An all new study done by a team from University of Chicago has reported that one month after heart attack, only about 12% of women and 19% of men received sexual counseling from their health care provider.
For this research, the researchers carried out interviews of about 3,501 heart attack patients in about 127 hospitals and one month later by telephone. Heart attack is an event that can lead to reduced sexual activity because people fear sex could trigger another heart attack.
Stacy Tessler Lindau, associate professor and director of the programme in integrative sexual medicine at University of Chicago’s medical centre, said, “Even with life-threatening illness, people value their sexual function and believe it is appropriate for health care providers to raise the issue of resuming sexual activity. Health care providers should let their patients know that for most it is OK to resume physical activity, including sexual activity and to return to work”.
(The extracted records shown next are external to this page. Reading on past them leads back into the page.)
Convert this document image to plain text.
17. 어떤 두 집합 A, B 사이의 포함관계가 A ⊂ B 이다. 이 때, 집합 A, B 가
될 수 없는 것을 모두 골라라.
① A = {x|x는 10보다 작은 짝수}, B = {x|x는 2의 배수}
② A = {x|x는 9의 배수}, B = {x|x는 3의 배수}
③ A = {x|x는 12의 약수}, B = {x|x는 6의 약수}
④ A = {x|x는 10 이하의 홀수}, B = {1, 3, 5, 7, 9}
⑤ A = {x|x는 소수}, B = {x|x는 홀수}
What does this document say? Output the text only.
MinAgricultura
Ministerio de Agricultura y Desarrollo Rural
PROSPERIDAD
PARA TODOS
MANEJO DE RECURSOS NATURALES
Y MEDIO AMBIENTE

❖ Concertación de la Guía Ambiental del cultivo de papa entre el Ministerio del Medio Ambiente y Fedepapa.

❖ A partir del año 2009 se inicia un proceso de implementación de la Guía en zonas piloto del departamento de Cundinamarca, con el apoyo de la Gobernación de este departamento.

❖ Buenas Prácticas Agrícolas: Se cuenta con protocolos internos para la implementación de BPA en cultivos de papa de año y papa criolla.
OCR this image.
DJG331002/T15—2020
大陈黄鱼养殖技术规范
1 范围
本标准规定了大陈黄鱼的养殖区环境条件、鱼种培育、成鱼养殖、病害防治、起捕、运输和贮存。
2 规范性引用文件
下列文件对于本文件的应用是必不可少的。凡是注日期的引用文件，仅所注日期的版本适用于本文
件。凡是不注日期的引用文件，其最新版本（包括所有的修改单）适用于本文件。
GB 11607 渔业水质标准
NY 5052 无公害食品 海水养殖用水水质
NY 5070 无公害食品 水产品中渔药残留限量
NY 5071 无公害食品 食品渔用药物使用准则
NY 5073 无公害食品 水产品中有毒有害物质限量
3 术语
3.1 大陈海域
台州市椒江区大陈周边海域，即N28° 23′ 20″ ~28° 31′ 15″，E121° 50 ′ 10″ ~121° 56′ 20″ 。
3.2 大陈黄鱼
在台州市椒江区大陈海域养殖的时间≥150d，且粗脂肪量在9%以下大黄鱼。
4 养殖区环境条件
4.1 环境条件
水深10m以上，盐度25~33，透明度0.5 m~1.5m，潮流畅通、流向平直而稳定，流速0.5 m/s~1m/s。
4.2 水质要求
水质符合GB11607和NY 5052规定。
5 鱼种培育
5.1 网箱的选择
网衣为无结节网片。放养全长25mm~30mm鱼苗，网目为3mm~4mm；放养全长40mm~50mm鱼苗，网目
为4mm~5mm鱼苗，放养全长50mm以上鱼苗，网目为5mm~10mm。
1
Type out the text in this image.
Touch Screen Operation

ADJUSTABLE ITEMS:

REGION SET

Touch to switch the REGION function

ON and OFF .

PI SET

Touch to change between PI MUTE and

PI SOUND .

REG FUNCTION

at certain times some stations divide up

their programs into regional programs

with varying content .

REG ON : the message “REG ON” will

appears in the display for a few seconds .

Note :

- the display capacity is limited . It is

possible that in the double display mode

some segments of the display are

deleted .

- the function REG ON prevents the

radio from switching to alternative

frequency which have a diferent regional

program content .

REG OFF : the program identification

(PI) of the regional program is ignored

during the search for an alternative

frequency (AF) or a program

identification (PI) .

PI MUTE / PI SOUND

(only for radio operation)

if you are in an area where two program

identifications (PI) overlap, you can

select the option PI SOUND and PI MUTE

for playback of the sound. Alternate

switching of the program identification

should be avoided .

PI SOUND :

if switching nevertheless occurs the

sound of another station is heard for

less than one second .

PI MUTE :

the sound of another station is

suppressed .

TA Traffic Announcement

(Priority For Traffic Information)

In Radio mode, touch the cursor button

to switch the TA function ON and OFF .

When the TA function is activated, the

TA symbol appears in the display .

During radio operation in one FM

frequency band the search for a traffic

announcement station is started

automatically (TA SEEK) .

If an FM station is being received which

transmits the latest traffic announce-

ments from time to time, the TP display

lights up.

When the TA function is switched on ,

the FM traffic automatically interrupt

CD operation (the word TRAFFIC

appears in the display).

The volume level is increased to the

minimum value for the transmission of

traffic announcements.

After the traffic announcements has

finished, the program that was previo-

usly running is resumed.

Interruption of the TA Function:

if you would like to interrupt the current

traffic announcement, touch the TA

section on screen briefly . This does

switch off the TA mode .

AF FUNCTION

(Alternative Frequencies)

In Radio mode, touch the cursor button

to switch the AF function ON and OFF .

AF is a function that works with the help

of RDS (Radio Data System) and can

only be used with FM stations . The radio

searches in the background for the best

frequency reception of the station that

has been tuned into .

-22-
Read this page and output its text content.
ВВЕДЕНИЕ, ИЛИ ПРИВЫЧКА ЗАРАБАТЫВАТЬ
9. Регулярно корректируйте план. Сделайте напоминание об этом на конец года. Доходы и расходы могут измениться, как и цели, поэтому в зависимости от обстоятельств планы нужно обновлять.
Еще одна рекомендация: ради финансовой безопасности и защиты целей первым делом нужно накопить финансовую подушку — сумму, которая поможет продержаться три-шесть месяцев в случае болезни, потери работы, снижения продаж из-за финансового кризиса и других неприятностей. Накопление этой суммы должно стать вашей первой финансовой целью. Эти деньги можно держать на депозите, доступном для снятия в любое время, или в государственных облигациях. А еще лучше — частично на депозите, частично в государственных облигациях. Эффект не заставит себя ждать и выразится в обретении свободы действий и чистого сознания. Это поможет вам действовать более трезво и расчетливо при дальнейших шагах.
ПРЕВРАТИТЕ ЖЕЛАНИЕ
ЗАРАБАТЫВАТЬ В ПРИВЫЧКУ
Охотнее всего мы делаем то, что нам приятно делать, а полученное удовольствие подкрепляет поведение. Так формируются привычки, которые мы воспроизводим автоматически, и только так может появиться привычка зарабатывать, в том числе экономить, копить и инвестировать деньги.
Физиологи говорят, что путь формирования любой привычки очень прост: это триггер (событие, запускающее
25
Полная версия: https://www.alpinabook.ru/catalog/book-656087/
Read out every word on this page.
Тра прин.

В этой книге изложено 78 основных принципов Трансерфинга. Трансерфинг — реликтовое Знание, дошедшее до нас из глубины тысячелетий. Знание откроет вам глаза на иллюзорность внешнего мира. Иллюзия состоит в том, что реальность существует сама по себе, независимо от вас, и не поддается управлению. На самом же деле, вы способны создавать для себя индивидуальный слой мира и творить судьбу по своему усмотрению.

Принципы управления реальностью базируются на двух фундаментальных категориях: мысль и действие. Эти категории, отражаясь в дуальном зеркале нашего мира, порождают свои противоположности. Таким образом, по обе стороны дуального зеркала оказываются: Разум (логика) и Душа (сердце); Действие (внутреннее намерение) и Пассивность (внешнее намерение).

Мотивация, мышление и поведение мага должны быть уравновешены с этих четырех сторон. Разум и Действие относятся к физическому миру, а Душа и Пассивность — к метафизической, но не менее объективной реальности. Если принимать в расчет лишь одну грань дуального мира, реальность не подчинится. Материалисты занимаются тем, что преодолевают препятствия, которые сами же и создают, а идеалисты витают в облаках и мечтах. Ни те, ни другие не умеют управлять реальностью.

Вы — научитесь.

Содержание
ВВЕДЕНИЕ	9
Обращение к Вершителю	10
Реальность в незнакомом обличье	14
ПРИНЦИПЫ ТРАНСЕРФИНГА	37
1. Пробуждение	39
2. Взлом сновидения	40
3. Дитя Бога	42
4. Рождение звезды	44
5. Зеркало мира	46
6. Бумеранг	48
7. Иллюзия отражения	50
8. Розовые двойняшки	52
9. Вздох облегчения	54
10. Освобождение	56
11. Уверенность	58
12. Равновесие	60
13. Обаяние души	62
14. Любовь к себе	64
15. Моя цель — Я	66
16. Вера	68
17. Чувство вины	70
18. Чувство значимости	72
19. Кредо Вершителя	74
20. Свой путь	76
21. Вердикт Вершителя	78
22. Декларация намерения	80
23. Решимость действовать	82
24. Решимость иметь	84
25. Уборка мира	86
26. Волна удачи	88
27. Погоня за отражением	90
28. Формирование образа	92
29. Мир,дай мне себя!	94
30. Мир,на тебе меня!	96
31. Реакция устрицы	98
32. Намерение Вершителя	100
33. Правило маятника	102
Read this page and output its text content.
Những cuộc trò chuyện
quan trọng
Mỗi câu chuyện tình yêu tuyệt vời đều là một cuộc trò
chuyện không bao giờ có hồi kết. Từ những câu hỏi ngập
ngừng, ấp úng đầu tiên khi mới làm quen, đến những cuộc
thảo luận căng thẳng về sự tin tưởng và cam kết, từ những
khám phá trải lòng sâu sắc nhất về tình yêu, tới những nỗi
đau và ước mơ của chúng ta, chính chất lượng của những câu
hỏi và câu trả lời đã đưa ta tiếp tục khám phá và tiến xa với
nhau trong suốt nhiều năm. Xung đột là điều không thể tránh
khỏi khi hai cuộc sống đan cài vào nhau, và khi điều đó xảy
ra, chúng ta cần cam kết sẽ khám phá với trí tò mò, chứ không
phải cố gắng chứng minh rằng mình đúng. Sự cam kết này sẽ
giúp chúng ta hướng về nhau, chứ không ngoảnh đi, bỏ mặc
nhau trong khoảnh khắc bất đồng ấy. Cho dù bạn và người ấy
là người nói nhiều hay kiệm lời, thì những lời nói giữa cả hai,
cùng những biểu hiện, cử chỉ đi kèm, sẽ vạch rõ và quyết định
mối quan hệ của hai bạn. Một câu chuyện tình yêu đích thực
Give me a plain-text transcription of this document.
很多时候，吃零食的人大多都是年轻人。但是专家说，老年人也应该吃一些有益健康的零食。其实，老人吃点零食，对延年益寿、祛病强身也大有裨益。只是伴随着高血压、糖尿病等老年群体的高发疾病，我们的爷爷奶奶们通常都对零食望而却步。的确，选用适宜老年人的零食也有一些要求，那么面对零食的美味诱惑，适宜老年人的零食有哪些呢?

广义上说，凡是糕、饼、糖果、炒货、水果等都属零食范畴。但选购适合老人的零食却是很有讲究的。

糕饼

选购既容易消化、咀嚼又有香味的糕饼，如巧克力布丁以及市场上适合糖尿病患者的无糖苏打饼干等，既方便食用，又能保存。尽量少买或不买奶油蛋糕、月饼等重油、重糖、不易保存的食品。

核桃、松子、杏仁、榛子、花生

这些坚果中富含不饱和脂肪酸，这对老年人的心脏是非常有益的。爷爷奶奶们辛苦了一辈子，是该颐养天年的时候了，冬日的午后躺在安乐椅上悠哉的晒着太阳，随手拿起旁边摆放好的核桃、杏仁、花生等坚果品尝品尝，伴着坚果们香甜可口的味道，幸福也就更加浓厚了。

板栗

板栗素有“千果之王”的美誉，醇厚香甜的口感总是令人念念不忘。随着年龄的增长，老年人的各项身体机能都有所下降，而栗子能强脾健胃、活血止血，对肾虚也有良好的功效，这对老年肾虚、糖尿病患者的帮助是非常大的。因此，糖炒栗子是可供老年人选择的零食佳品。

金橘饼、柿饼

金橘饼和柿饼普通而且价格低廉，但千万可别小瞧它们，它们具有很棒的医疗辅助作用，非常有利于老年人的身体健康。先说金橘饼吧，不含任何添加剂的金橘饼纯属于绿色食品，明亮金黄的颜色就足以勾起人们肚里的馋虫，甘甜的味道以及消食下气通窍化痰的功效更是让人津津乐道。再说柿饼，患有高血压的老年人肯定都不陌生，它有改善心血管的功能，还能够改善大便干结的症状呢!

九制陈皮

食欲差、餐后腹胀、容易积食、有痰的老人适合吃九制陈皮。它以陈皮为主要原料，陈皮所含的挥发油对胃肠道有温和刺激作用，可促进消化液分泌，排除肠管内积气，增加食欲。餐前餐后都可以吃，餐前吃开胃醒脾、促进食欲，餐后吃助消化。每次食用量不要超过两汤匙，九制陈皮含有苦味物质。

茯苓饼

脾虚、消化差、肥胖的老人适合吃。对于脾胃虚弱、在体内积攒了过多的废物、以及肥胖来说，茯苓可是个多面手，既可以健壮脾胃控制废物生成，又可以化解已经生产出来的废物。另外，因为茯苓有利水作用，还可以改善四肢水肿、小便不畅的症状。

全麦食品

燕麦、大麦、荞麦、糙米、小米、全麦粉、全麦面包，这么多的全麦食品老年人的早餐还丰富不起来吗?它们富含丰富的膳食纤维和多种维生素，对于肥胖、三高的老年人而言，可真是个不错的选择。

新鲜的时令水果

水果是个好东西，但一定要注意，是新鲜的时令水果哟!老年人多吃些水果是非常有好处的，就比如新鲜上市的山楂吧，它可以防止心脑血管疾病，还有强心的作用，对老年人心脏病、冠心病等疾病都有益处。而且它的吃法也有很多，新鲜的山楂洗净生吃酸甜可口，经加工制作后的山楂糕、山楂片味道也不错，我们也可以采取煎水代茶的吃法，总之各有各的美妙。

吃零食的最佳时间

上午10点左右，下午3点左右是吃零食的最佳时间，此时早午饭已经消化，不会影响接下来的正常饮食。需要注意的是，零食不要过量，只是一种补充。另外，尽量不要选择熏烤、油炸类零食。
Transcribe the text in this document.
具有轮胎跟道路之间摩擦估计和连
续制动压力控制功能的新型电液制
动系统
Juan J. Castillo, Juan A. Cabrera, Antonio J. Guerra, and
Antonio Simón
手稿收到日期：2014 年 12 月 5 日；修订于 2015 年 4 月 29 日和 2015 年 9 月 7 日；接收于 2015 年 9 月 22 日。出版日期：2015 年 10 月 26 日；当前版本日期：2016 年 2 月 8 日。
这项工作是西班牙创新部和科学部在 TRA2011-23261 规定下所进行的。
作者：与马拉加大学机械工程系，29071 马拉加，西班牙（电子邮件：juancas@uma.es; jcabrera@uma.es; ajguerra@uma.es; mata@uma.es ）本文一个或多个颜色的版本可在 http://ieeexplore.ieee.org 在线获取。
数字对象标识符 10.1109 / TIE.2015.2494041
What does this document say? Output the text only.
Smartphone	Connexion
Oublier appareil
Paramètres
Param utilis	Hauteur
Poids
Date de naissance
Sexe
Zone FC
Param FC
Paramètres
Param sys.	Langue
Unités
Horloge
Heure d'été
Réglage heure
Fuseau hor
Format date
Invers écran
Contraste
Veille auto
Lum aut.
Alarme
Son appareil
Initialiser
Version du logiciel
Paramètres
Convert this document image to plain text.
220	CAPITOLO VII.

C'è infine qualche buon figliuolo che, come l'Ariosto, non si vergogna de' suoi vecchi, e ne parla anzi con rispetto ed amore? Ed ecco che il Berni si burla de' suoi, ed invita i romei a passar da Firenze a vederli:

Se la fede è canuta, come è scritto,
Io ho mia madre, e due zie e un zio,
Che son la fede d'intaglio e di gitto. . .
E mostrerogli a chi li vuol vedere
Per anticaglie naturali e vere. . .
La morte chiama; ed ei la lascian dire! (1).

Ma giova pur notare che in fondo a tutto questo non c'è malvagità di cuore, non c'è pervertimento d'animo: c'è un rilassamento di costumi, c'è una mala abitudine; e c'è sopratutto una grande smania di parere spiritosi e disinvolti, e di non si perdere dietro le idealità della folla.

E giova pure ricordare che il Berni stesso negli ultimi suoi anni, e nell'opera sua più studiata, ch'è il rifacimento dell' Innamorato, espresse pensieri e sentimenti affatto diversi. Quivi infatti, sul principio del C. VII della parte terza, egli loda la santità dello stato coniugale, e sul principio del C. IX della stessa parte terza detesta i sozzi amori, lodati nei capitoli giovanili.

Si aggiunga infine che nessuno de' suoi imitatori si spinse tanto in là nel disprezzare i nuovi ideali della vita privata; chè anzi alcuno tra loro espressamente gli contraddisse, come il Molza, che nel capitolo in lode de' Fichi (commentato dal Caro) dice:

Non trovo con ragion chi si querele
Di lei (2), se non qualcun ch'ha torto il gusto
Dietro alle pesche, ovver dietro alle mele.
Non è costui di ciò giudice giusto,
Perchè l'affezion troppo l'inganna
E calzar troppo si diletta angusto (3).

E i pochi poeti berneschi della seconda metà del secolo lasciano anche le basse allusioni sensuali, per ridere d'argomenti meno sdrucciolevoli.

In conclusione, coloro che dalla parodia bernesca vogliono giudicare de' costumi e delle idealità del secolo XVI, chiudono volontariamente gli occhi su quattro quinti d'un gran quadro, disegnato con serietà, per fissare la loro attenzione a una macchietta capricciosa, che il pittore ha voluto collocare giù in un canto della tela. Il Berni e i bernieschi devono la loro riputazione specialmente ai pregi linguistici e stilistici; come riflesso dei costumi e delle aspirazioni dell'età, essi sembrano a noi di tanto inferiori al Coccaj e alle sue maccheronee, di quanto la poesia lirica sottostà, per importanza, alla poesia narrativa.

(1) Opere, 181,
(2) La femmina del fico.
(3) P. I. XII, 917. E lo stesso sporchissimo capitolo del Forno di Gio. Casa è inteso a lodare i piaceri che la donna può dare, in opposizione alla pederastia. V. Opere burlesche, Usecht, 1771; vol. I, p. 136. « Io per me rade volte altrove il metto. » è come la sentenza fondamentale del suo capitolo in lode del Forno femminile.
The heart patients who reported that they received sexual counseling were given restrictions whereby they were most often told to limit sex by 35% and around 26% were told to take a more passive role or to keep their heart rate down by 23%.
Lindau added that health care providers can advice their patients to stop the activity and also notify them if they experience things like chest pain, shortness of breath or other concerning symptoms. If a health care provider does not raise the issue, then the patients should straight away ask themselves that whether it be OK for them to resume with the normal sexual activity, said Lindau.